The cinematography is a piece of art in itself. It has a rustic touch and is very raw in its feel without any use of filters or advanced instrument. Pankaj Kumar (who also co-authored the plot) shows us what is true skill in handling a camera. It is a movie shot with a real vision. Quite often there are scenes which when frozen are so perfect a shot that they can pass off as the most artsy of photographs. My personal favourite being the one when Neeraj Kabi is walking singularly in white dhoti with a black umbrella and the backdrop is the raging Arabian sea and the rocky coasts of Mumbai. It’s a visual epic.
The music is once again minimalist and heat warming. It binds the flow and uplifts the film even more. As the movie ends, I remember how I was so drawn by the closing music. I remember sitting enthralled and trying to absorb the moment. I recall turning to my friend and saying, “This is rare.”
Yes, this movie is an example of rare brilliance. The movie is also extremely heavy. The impact is so intense that even hours of dwindling through crowd and traffic cannot wash it off. It so rich and magical that a person is left too enchanted to recall the finer technicalities. And that is a sign of a great movie.

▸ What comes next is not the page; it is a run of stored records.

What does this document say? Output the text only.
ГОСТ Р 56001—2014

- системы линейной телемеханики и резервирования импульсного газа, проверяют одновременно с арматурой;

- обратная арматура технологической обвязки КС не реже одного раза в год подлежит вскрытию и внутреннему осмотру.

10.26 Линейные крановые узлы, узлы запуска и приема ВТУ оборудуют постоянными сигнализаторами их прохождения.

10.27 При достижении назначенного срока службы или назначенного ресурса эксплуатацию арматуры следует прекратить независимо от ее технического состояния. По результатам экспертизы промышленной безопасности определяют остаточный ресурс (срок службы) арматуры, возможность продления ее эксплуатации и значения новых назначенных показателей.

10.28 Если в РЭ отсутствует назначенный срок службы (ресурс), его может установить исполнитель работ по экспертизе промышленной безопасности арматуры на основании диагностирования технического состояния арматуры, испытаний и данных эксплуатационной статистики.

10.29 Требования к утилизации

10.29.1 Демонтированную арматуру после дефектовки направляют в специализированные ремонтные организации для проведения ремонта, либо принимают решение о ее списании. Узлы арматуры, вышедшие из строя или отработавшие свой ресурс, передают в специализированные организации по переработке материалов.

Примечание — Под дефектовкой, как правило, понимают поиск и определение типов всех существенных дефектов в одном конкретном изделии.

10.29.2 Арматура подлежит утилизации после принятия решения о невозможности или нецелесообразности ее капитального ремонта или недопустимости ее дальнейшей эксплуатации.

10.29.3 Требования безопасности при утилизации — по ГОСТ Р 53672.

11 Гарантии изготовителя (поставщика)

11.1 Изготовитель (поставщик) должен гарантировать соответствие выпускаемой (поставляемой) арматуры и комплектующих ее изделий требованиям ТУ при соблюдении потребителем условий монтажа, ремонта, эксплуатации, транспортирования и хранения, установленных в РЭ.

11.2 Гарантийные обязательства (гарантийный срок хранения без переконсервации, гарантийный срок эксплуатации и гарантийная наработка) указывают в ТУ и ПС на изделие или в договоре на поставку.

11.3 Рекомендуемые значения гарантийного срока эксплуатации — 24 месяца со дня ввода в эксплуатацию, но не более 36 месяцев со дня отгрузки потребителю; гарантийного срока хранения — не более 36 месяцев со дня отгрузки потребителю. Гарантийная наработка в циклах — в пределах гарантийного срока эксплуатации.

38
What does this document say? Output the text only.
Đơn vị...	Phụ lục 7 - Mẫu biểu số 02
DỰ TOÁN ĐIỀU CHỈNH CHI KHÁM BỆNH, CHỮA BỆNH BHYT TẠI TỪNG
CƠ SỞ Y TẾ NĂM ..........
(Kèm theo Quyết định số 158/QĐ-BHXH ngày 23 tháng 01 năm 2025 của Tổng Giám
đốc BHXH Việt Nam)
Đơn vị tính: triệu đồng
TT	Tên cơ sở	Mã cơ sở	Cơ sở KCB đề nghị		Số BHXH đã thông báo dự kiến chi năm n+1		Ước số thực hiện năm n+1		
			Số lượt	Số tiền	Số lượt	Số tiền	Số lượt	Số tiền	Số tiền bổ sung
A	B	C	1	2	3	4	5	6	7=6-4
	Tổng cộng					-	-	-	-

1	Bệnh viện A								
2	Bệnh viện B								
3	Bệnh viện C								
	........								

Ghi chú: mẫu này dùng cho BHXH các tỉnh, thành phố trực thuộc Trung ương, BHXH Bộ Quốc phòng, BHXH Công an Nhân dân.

I must say that I will be definitely going for a second watch, as have many according to their tweets. It is one of those rare movies where in the more you watch it, the more you enjoy it. The first watch is definitely too heavy to feel the smaller and much finer moments which are revealed in the subsequent watches.

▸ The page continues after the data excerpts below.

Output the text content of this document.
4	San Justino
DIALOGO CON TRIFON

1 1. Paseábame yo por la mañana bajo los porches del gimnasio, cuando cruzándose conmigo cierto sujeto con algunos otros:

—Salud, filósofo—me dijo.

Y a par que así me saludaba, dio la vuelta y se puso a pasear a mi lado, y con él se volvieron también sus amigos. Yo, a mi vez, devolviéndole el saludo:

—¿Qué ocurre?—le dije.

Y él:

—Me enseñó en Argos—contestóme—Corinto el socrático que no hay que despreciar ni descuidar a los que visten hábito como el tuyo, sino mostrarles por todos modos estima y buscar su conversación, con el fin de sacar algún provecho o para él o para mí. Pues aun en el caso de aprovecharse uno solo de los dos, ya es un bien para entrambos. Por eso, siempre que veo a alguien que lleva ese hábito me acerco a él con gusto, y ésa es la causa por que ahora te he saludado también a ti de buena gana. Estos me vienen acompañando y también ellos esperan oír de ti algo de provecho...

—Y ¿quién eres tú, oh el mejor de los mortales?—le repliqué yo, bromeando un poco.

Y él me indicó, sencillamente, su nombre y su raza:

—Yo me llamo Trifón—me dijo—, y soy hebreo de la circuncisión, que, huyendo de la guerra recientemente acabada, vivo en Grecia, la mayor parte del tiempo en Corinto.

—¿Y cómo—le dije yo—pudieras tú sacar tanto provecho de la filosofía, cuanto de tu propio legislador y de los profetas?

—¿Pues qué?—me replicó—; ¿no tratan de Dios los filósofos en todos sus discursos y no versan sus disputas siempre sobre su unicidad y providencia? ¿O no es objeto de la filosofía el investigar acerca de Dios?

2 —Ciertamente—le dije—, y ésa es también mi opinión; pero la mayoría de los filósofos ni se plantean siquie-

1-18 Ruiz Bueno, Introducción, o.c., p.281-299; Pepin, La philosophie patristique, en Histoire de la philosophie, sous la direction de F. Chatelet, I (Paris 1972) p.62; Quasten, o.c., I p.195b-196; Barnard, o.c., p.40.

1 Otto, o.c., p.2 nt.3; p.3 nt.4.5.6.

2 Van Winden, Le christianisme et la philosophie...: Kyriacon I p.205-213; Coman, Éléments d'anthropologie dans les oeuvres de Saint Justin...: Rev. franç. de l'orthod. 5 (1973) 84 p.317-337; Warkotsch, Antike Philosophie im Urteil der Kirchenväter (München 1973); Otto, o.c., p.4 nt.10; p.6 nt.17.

To end, I must say that I am so happy that Anand Gandhi decided to make this film. This movie epitomizes the fact that Bollywood has more substance in it and is not just a hub of sing-dance-masala blockbusters with over the top action and drama. The critical as well as the audience reviews have shown that such movies are well appreciated and are welcome. I pray that Indian parallel cinema grows stronger. But as of now, I am going for a second watch of what I call a pure bliss – Ship of Theseus.